Cancer is a genetic disease and there are more than 100 types named after the organs or tissues that it affects. Genomics provides genetic insights to tailor treatments that prevent the misery of misdiagnosis, needless hospital visits and ineffective chemotherapy thereby enabling an increase in survival rates. Three decades ago, the 5-year survival rate for all cancers combined was 50%. In the last decade, the 5-year relative survival rates for the five most common cancers were: breast, 90%; prostate, 100%; lung, 16%; colorectal, 67%; and bladder, 81%. Kyvor is dedicated to bring hope and life to patients with the promise that the end of cancer begins here…
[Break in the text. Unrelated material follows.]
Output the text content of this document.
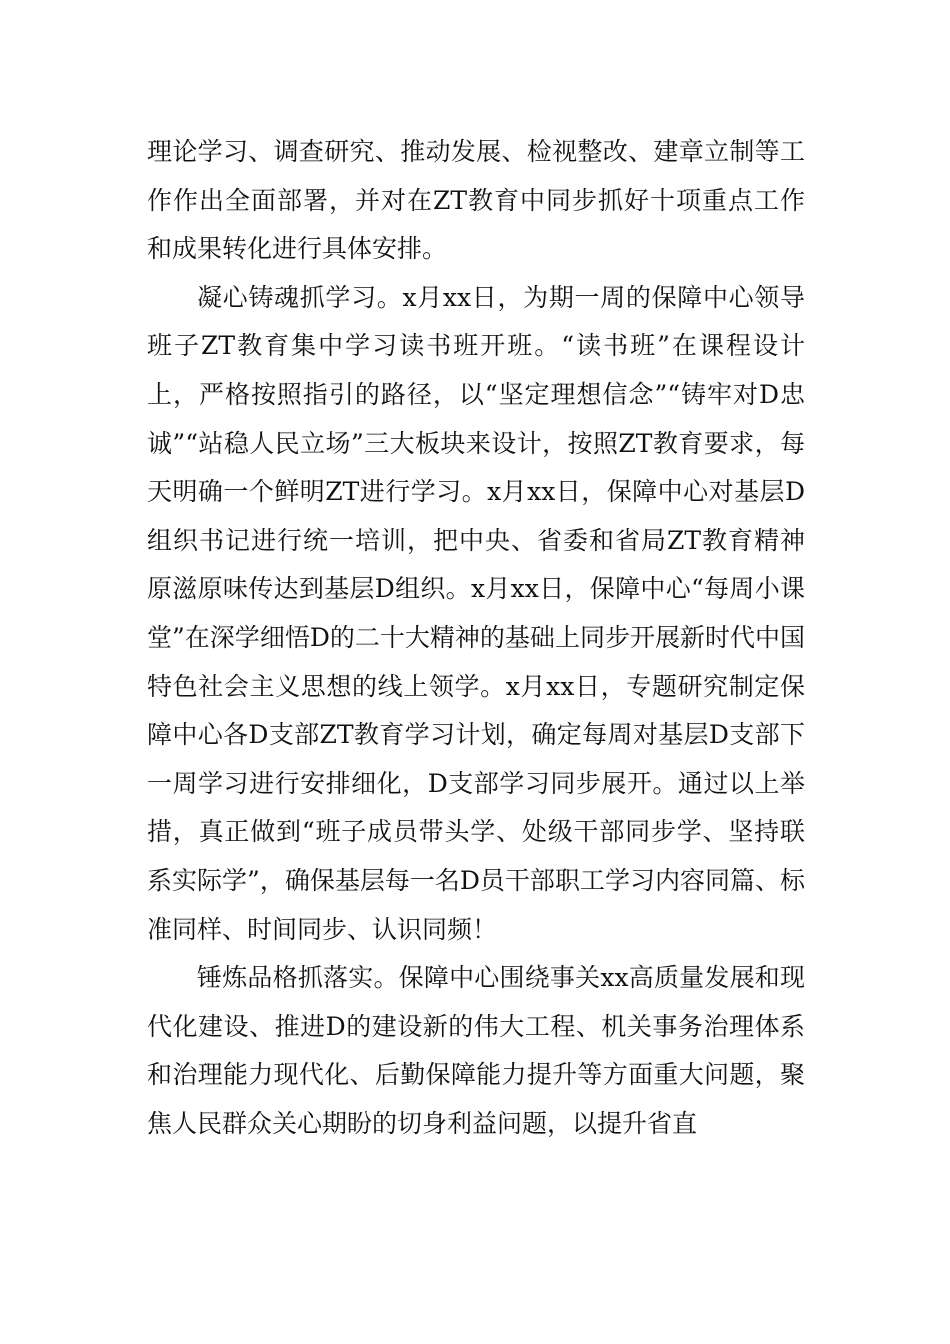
理论学习、调查研究、推动发展、检视整改、建章立制等工作作出全面部署，并对在ZT教育中同步抓好十项重点工作和成果转化进行具体安排。

凝心铸魂抓学习。x月xx日，为期一周的保障中心领导班子ZT教育集中学习读书班开班。“读书班”在课程设计上，严格按照指引的路径，以“坚定理想信念”“铸牢对D忠诚”“站稳人民立场”三大板块来设计，按照ZT教育要求，每天明确一个鲜明ZT进行学习。x月xx日，保障中心对基层D组织书记进行统一培训，把中央、省委和省局ZT教育精神原滋原味传达到基层D组织。x月xx日，保障中心“每周小课堂”在深学细悟D的二十大精神的基础上同步开展新时代中国特色社会主义思想的线上领学。x月xx日，专题研究制定保障中心各D支部ZT教育学习计划，确定每周对基层D支部下一周学习进行安排细化，D支部学习同步展开。通过以上举措，真正做到“班子成员带头学、处级干部同步学、坚持联系实际学”，确保基层每一名D员干部职工学习内容同篇、标准同样、时间同步、认识同频！

锤炼品格抓落实。保障中心围绕事关xx高质量发展和现代化建设、推进D的建设新的伟大工程、机关事务治理体系和治理能力现代化、后勤保障能力提升等方面重大问题，聚焦人民群众关心期盼的切身利益问题，以提升省直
Kyvor is a genome intelligence startup providing physicians with an actionable report of tailored theranostic solutions unique to each person's cancer aiming to reduce the exorbitant cancer mortality rate. Kyvor offers whole exome assay to analyze the patient tumor’s genetic make- up and match with relevant and latest therapies, that are likely to be more effective and cause fewer side effects. Kyvor envisions to be in the fore-front of cancer diagnostics using latest and powerful tools by constant engagement with clinicians, academic researchers and drug developers to redefine the way cancer is treated.
CANLYTx is a revolutionary proprietary tool incorporating algorithms and data analytics to guide in precision cancer diagnosis using genetic data and drug metabolism.
CANLYTx uses data from the new-age technology for sequencing DNA and adopts validated and approved protocols. This enables quick, accurate and timely intervention for the benefit of the patients.
CANLYTx provides deep insights analyzing the entire part of the DNA that codes for all the proteins in the body and the type of drug that will be most effective from the selected ones.
CANLYTx provides an actionable accurate report to the physicians within 2-4 weeks of receiving the patient’s tissue sample.